В начале XIX в. в России начался процесс сознательного отторжения «французских» ценностей. С этим отвержением пришла и романтическая идеализация русской женщины, как воплощения Добродетели и Материнства. Ее отличительным признаком становится верность, а не склонность к интриге. В качестве классического примера этого идеала литературными критиками часто приводилась пушкинская Татьяна. «Но я другому отдана, / и буду век ему верна» — таковы ее последние слова в ответ на запоздалое признание Онегина, которого она все еще любит. Достоевский назвал Татьяну высшим воплощением долга и постоянства. Иным аспектом женского образа была «мать-гражданка», рождающая и воспитывающая сыновей-патриотов. Как говорилось в популярном издании английского религиозного трактата, женское влияние заключается в том, что она воспитывает детей и воздействует на мужчину своей скромностью и благопристойностью. Гордясь высокой добродетельностью современных ему женщин, историк Шульгин писал, что «женщины являются представительницами нравственности, любви, стыдливости и постоянства», в то время как мужчины воплощают собой «закон, честь и мысль»[28].

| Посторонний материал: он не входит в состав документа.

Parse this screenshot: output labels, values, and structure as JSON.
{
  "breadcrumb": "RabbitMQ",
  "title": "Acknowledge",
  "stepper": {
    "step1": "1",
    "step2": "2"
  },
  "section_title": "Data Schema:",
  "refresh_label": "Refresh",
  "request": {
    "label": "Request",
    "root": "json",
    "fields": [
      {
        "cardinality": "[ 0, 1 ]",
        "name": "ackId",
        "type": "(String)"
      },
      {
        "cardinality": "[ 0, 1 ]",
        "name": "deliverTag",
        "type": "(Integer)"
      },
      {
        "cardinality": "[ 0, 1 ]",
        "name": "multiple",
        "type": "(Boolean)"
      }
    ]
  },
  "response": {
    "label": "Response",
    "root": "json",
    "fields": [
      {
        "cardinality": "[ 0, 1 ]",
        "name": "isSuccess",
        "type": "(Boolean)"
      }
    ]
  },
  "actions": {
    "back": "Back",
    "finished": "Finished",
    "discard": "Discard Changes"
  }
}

Официальные восхваления женской чистоты были глубоко восприняты отдельными представителями зарождающейся российской интеллигенции, которые придали этому понятию метафизический смысл. К этому времени на русскую мысль преобладающее влияние стали оказывать немецкий идеализм и романтизм. Увлечение сначала органической философией права и принципом историзма в социальных науках, затем богемностью Э. Т. А. Гофмана и «прекрасной душой» Шиллера в литературе, привело к тому, что немецкая мысль проникла во все поры российского образованного общества. Гетевское «родство душ», шиллеровская «прекрасная душа» и метафизическая концепция любви Фихте, разработанная в «Наставление к блаженной жизни» («Die Anweisung zum seligen Leben», 1806), были среди основных течений философского идеализма, искренней религиозности и поэтического романтизма, которые появились в России к концу первой трети XIX в. Свое развитие немецкая идея «абсолюта» нашла у тонкого мистика Николая Станкевича и его московского кружка. Стремление вписать весь жизненный опыт в рамки «абсолюта» привело Станкевича и его наиболее экзальтированного и эмоционального последователя Михаила Бакунина к рассмотрению любви мужчины и женщины как слияния с коллективным сознанием «абсолюта»[29].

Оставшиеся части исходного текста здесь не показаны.